Dans ses observations, la demanderesse fait valoir que la marque antérieure a un faible caractère distinctif étant donné que de nombreuses marques consistent en l’élément verbal «ORION» et coexistent également sur le marché. À l’appui de son argument, la demanderesse fait référence à certains enregistrements de marques de l’Union européenne couvrant des produits compris dans les classes 6 et 19. La division d’opposition note que l’existence de plusieurs enregistrements de marque n’est pas, en soi, particulièrement déterminante, étant donné que cela ne reflète pas nécessairement la situation sur le marché. En d’autres termes, on ne saurait présumer, sur la base des seules données du registre, que toutes ces marques ont effectivement été utilisées. Par conséquent, ces preuves ne démontrent pas que les consommateurs ont été exposés à un usage généralisé de marques composées de l’expression «ORION» et s’y sont habitués. Dans ces circonstances, il convient de rejeter les allégations de la demanderesse;
Compte tenu de tout ce qui précède, la division d’opposition estime qu’il existe un risque de confusion dans l’esprit du public et que, dès lors, l’opposition est en partie fondée sur la base de l’enregistrement de la marque française no 4 528 698 de l’opposante.

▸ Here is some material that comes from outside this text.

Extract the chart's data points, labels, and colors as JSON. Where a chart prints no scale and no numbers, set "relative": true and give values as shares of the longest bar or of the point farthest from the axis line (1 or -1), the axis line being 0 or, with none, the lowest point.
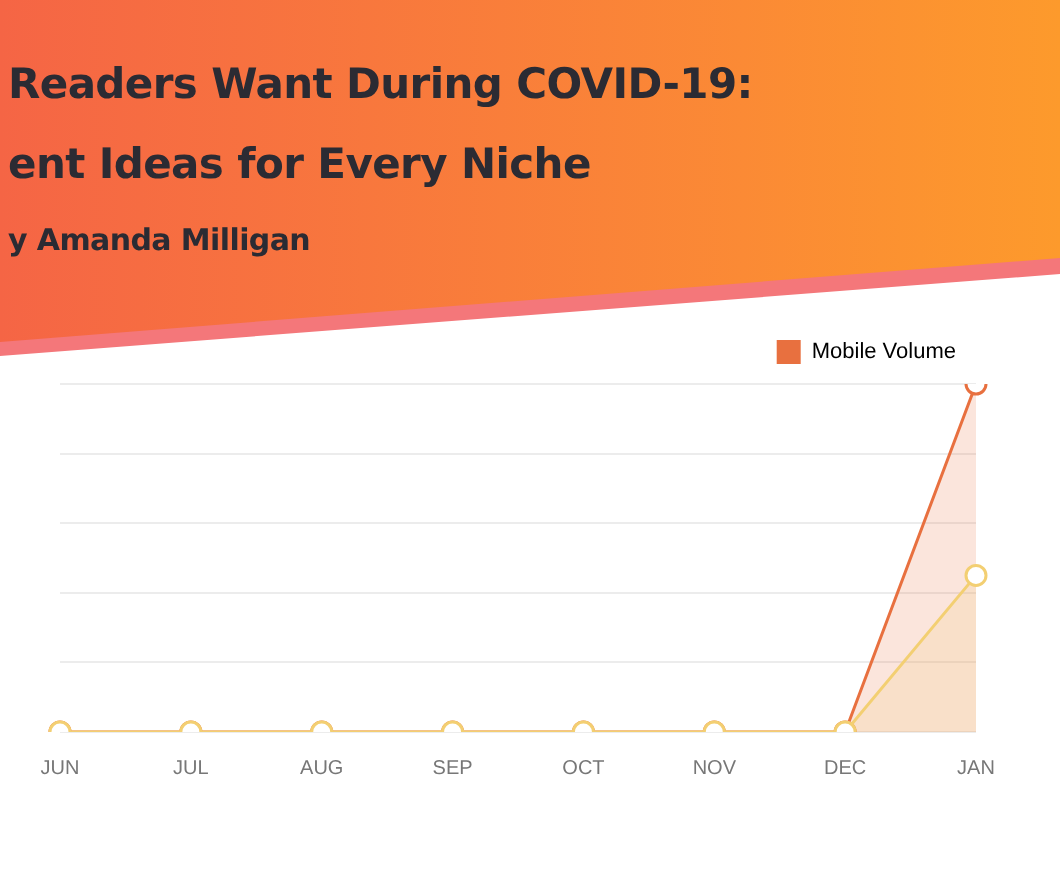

Il résulte de ce qui précède que la marque contestée doit être rejetée pour les produits jugés similaires à ceux de la marque antérieure.
Décision sur l’opposition no B 3 118 594 Page sur 7 7
Les services contestés sont différents. L’identité ou la similitude des produits et services étant une condition nécessaire à l’application de l’article 8, paragraphe 1, point b), du RMUE, l’opposition fondée sur cet article et dirigée contre ces services ne saurait être accueillie.
FRAIS
Conformément à l’article 109, paragraphe 1, du RMUE, la partie perdante dans une procédure d’opposition doit supporter les taxes et frais exposés par l’autre partie. Conformément à l’article 109, paragraphe 3, du RMUE, dans la mesure où les parties succombent respectivement sur un ou plusieurs chefs, ou dans la mesure où l’équité l’exige, la division d’opposition décide d’une répartition différente des frais.
Étant donné que l’opposition n’est accueillie que pour une partie des produits et services contestés, les deux parties succombent respectivement sur un ou plusieurs chefs. Par conséquent, chaque partie doit supporter ses propres dépens.
De la division d’opposition
Gueorgui Ivanov Réka Mészáros Judit CSENKE
Conformément à l’article 67 du RMUE, toute partie peut recourir contre cette décision pour autant que cette dernière n’ait pas fait droit à ses prétentions. Conformément à l’article 68 du RMUE, le recours doit être formé par écrit auprès de l’Office dans un délai de deux mois à compter du jour de la notification de la présente décision. L’acte de recours est déposé dans la langue de procédure de la décision attaquée. En outre, un mémoire exposant les motifs du recours doit être déposé par écrit dans un délai de quatre mois à compter de cette date. Le recours n’est considéré comme formé qu’après paiement de la taxe de recours d’un montant de 720 EUR.